Cordeirópolis apresenta atualmente o maior consumo entre as cidades analisadas, com média de 215 litros por dia no sistema de abastecimento. Segundo a prefeitura, o município reduziu significativamente o total consumido ao longo de um ano, de cerca de 1 bilhão de litros mensais para os atuais 570 milhões. A queda ocorreu após ações de combate às perdas na rede de distribuição. Hoje, o índice de perdas é de 28%, próximo da meta prevista pela legislação nacional de saneamento.

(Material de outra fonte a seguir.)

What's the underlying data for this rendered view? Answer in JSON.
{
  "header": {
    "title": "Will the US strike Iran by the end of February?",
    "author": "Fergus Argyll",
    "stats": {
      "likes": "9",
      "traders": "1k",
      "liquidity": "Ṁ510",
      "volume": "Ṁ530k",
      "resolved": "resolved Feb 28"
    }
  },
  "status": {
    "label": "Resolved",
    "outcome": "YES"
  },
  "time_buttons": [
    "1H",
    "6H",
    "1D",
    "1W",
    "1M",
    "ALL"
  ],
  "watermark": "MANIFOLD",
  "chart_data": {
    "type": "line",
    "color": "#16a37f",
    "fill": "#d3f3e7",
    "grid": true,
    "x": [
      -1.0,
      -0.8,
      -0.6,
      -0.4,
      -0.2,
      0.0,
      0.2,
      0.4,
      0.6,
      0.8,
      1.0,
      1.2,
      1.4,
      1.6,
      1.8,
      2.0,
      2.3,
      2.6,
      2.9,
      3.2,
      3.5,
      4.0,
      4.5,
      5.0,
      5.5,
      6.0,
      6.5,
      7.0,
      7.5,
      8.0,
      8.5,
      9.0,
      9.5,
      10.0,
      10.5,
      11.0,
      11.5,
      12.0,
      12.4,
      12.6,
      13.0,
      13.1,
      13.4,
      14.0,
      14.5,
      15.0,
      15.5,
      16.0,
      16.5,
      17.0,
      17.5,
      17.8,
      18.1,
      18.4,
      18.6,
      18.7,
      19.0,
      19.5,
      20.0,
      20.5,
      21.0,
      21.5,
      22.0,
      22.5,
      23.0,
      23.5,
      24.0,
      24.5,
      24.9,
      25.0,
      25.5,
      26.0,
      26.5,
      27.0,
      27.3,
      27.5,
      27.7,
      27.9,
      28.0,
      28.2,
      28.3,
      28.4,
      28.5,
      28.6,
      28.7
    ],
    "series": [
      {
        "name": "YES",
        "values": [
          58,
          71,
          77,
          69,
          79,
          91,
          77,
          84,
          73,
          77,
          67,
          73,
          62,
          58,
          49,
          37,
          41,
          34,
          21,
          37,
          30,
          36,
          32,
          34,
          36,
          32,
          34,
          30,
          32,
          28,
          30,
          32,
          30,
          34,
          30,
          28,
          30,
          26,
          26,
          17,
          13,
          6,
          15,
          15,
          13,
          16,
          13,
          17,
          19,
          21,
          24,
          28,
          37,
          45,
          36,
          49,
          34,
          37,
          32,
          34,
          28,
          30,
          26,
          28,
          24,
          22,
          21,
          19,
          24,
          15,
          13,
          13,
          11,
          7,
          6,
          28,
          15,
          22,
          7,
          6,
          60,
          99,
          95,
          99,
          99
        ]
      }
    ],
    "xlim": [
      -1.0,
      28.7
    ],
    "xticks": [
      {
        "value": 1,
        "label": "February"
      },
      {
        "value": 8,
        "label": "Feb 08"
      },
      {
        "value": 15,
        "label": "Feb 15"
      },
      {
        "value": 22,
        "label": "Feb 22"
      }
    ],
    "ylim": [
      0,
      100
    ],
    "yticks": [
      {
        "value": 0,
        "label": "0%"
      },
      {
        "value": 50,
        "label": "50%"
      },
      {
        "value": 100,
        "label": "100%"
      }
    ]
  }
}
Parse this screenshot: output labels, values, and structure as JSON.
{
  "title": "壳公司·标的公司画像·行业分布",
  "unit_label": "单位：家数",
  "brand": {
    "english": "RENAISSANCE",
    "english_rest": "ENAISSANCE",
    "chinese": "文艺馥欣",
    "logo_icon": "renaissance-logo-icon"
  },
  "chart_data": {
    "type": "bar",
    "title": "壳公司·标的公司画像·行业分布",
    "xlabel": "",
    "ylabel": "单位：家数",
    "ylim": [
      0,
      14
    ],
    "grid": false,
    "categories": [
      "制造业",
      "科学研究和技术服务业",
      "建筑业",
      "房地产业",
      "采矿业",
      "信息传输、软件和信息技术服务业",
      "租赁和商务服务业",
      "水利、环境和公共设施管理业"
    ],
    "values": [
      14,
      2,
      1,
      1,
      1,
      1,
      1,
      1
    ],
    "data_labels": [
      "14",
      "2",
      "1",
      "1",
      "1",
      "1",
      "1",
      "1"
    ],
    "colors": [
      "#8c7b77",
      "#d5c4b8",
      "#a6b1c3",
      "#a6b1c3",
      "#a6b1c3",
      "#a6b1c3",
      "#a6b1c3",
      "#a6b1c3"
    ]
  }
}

Na outra ponta, Iracemápolis registra o menor índice de consumo entre os municípios analisados, com média de 177 litros por habitante ao dia. O volume mensal gira em torno de 142.888 metros cúbicos, o equivalente a aproximadamente 142 milhões de litros. Segundo dados enviados ao Sistema Nacional de Informações em Saneamento (SINISA), o município mantém estabilidade no consumo nos últimos três anos.
Em Americana, o consumo médio é de aproximadamente 179 litros por pessoa ao dia. Já em Campinas, o índice chega a 189,3 litros por habitante/dia. Piracicaba aparece entre os maiores consumos da região, atrás apenas de Cordeirópolis, com média de 199,60 litros por pessoa diariamente.
Nesse cenário, Limeira mantém estabilidade no abastecimento e no consumo. Dados da concessionária BRK Ambiental, em entrevista recente à Gazeta de Limeira, mostram que o município registra média de 198 litros por habitante ao dia, mesmo índice do ano anterior. A produção mensal de água ultrapassa 2,2 bilhões de litros, com média de 2.294.434 metros cúbicos em 2025, o que demonstra a capacidade do sistema de atender a demanda de forma contínua.
Os números regionais superam a média considerada ideal pela Organização das Nações Unidas (ONU). Segundo o organismo internacional, 110 litros de água por habitante ao dia seriam suficientes para atender às necessidades básicas de consumo, higiene e alimentação. No Brasil, a média nacional de consumo direto é de aproximadamente 154 litros por pessoa diariamente.
Outro desafio enfrentado pelos municípios está nas perdas durante a distribuição. Dados nacionais apontam que entre 37% e 40% da água tratada injetada na rede não chega às residências, principalmente por causa de vazamentos e falhas no sistema. O cenário reforça a necessidade de investimentos constantes em infraestrutura, modernização das redes e ações de conscientização para o uso racional da água.